Theory
Now that the even ghost carpet is down, today you drop real notes onto it to make a true groove. Onto yesterday's "chick-chick," deciding which spots get a clear "ta" is the whole of today.
There's one hand position. Today's sound is a small high-register stab on the 3rd and 2nd strings (diagram below). Here, pressing the left hand gives a real note ("ta"); releasing gives a ghost ("chick"). Same spot, only the pressure differs. So without the hand traveling anywhere, the groove is built from pressure on/off alone.
The key principle: real notes get more sophisticated the more you ration them. Beginners keep sprinkling "ta" everywhere and make noise. Pros stab "ta" in just a spot or two and let everything else flow as "chick." That restraint is the groove's negative space. And shifting that "ta" by a single slot makes it sound like a whole different tune — today you'll experiment with that magic yourself.
At first, switching the pressure on and off won't sit in your hand. Of course.

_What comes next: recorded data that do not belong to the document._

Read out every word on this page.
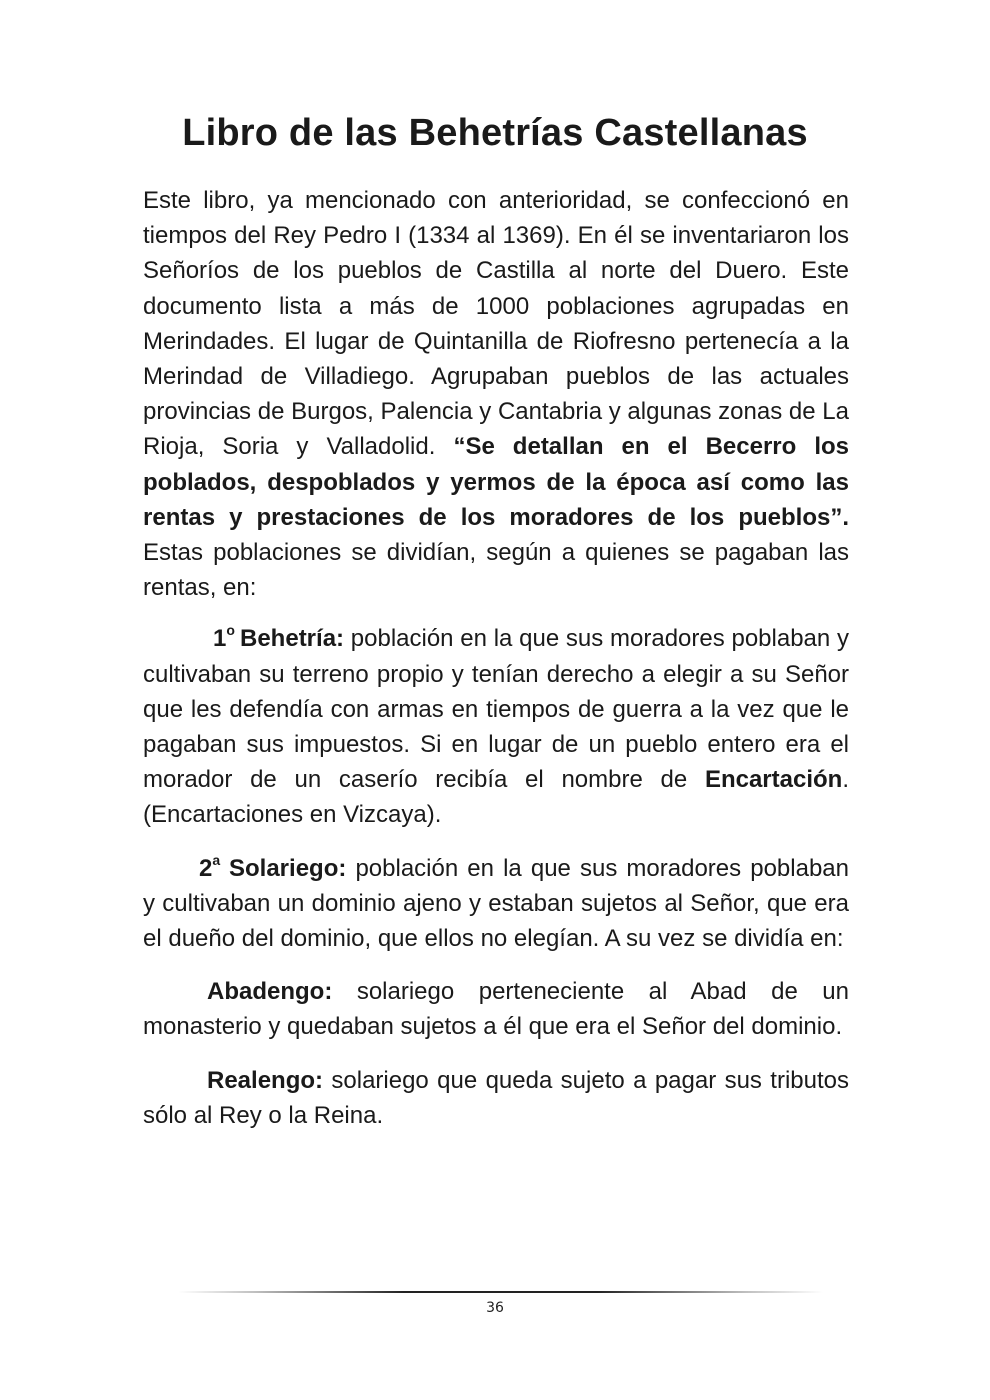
Libro de las Behetrías Castellanas

Este libro, ya mencionado con anterioridad, se confeccionó en tiempos del Rey Pedro I (1334 al 1369). En él se inventariaron los Señoríos de los pueblos de Castilla al norte del Duero. Este documento lista a más de 1000 poblaciones agrupadas en Merindades. El lugar de Quintanilla de Riofresno pertenecía a la Merindad de Villadiego. Agrupaban pueblos de las actuales provincias de Burgos, Palencia y Cantabria y algunas zonas de La Rioja, Soria y Valladolid. “Se detallan en el Becerro los poblados, despoblados y yermos de la época así como las rentas y prestaciones de los moradores de los pueblos”. Estas poblaciones se dividían, según a quienes se pagaban las rentas, en:

1$^o$ Behetría: población en la que sus moradores poblaban y cultivaban su terreno propio y tenían derecho a elegir a su Señor que les defendía con armas en tiempos de guerra a la vez que le pagaban sus impuestos. Si en lugar de un pueblo entero era el morador de un caserío recibía el nombre de Encartación. (Encartaciones en Vizcaya).

2$^a$ Solariego: población en la que sus moradores poblaban y cultivaban un dominio ajeno y estaban sujetos al Señor, que era el dueño del dominio, que ellos no elegían. A su vez se dividía en:

Abadengo: solariego perteneciente al Abad de un monasterio y quedaban sujetos a él que era el Señor del dominio.

Realengo: solariego que queda sujeto a pagar sus tributos sólo al Rey o la Reina.

36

Slowly repeat pressing lightly only on the "ta" spot and releasing right after, and at some point your finger flips like a switch on its own. So it's fine if it doesn't click today. This on/off pressure feel becomes a lifelong weapon for funk guitar, so it's well worth the time you put in.
See it
Today's sound material — a high stab on the 3rd and 2nd strings. From this one spot, left-hand pressure alone moves between 'ta' (real) and 'chick' (ghost).
High-E stab (2 strings). 3rd string is the root (R), 2nd string the 3rd. Mute the rest firmly. Press this spot for "ta," release for "chick."
Example 1 — real + ghost mix (1 bar). "Ta" on the head of beats 1 and 3, "ta" on the "and" of beat 2, everything else "chick." Three real notes mark the beat.
▶ BPM 68. Know the "ta" spots in advance and press only at those instants. Repeat 4×, listening to the contrast.
Example 2 — a pushed groove (2 bars). Alternate "ta" between the head and tail of the beat for a slight delay. This is funk's "grind."
▶ BPM 68. Once easy, shift the "ta" spots slot by slot into your own groove.
Today's practice
0–10 min · Warm-up BPM 60–70. Over yesterday's ghost carpet, drop a single "ta" anywhere to warm up the pressure on/off.
10–20 min · Brain training (today's target = placing "ta") Count "ta-chick-chick-ta," pinpointing today's "ta" spots. Picture which 16ths carry the real note.
20–40 min · Real groove (Examples 1·2 / BPM 68) Repeat Example 1 (mix) 4× at BPM 68 → then Example 2 (pushed groove). Once easy, shift the "ta" spots to vary it. Ration the real notes.
40–50 min · Record & reflect (recommended) Record and check: is the ta/chick contrast clear / is the timing of real notes accurate / is the ghost background clean?
Done when: from one hand position, using only pressure on/off, you can place real notes on the 16ths you choose to build a groove.
- Too many "ta"s. Frequent real notes make the groove noisy. Just a spot or two; the rest "chick."
- Moving the hand for "ta." No need to travel. Same spot, only pressure on/off.
- Ghosts vanish. Fixating on "ta," the background "chick" cuts and the carpet disappears. Keep the ghosts going.
- Timing drags. Pressing late drags the "ta." Prepare just before that spot arrives.